As vantagens são muito maiores do que podem parecer.

A idéia é simples. Um reboque, aparentemente comum, salvo pelo trabalho de design, dotado de um gerador à diesel, que pode estender a autonomia para mais de mil quilômetros. Conta ainda com baterias que alimentam um motor no próprio reboque, subordinado ao acelerador do caro. Qual a vantagem? A vantagem  é dar tração a pneus que em reboques comuns são simplesmente arrastados pelo carro, o que aumenta as perdas por rolagem. A resistência ao rolamento de uma roda tracionada é menor, portanto poupa energia e faz a idéia ser mais viável A solução posta em prática pela EMAV (here) custa quase onze mil euros. É caro, mas se trata de uma novidade que deve deslanchar na mesma proporção em que os veículos eléctricos se popularizam. Este reboque permite até cenas bizarras, como um ciclomotor o conduzindo, já que ele tem fonte própria de energia e mobilidade. Seria o reboque empurrando o veículo.

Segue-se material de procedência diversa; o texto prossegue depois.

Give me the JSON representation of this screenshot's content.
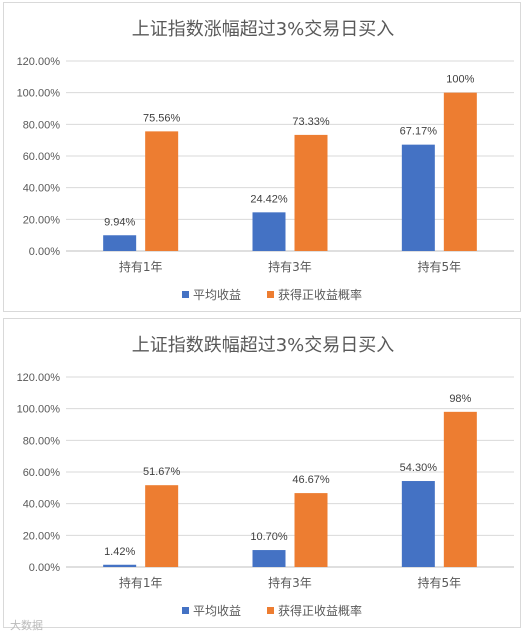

Existe já em prática, na Europa, a recarga por ressonância, onde elementos enterrados próximos à superfície do asfalto aguardam pela chegada de um veículo.  Quando este chega, comunica-se por rádio e localiza a placa mais próxima, que envia carga para as baterias, da mesma forma como o prórpio motor funciona. Isto pode ser inclusive aperfeiçoado e instalado em rodovias, para que veículos eléctricos possam rodar à vontade, apenas pagando como se paga em uma residência, pela energia consumida. Simples, sim, ma muito caro e complexo. A instalação deste sistema implica em remover toda a capa asfáltica existente em uam rodovia, ou no mínimo fazer escavações e valas para a instalação, que depois seria recoberta por asfalto novo. Imaginem isto em um país do tamanho do Brasil. A vantagem é que os riscos de eletrocução praticamente inexistem.

Um reboque deste tipo traz outras particularidades. Ele é bem mais leve do que um carro, pois não precisa de sitemas de salva-vidas, de conforto, acabamento, vidros, entretenimento, enfim, toda uma carga que o carro leva e do qual o reboque está dispensado; suas baterias rendem mais com isso. Há também a questão aerodinâmica, o reboque bem desenhado (não o que temos no Brasil) dá continuidade ao perfil do carro, tornando mais esguio, retardando e reduzindo a formação de turbulências. São elas que desestabilizam e formam o vácuo que retarda o avanço do carro, como se a resistência frontal já não atrapalhasse o bastante.

A idéia com certeza é exclusividade da EMAV, o que não impede sua aplicação  por particulares para uso particular. Uma carretinha de entrega, de uma motocicleta ou um carro pequeno, pode ter bons resultados com cinco cavalos, usando baterias chumbo-acidas nobres e um controle que qualquer estudante de técnica em electrônica pode fazer. A ausência de uma caixa de transmissão faria o motor eléctrico render comparativamente mais do que o do carro, reduzindo consideravelmente o consumo em trãnsito urbano. Uma picape com um reboque feito a partir da mesma caçamba que a equipa, teria a vantagemextra da aerodinâmica e as já citadas nos parágrafos acima, além da uniformidade estética .

Por falar em picape, a empresa tem um projecto interessante. Uma pic-up média-grande (para os padrões deles) híbrida, chamada REEV, ou range-extended electric vehicle. Sem maiores detalhes, se utiliza de um gerador de 1,2  ou 1,8 litros, funcionando sempre em regime de potência máxima, de 45 a 90kw, para acelerar a recarga das baterias. Por trabalhar em um reguime estreito de rotação, o balanceamento e o gerenciamento electrônico ficam mais fácieis e eficazes. A idéia com ela é vender seu sistema de extensão de autonomia veicular. Mas sejamos sinceros, é um carro bonito. Não havendo o excesso de agressividade das picapes actuais, que só serve para aumentar o arrasto aerodinâmico, os danos de uma colisão e a gravidade de um atropelamento, ela cai bem no meu gosto, pelo menos. Gosto de desenhos harmoniosos. Lembra um pouco a saudosa F-1000 Deserter dos bons temppos da Souza Ramos. mas isto é outra história e nada tem a ver com mobilidade eléctrica.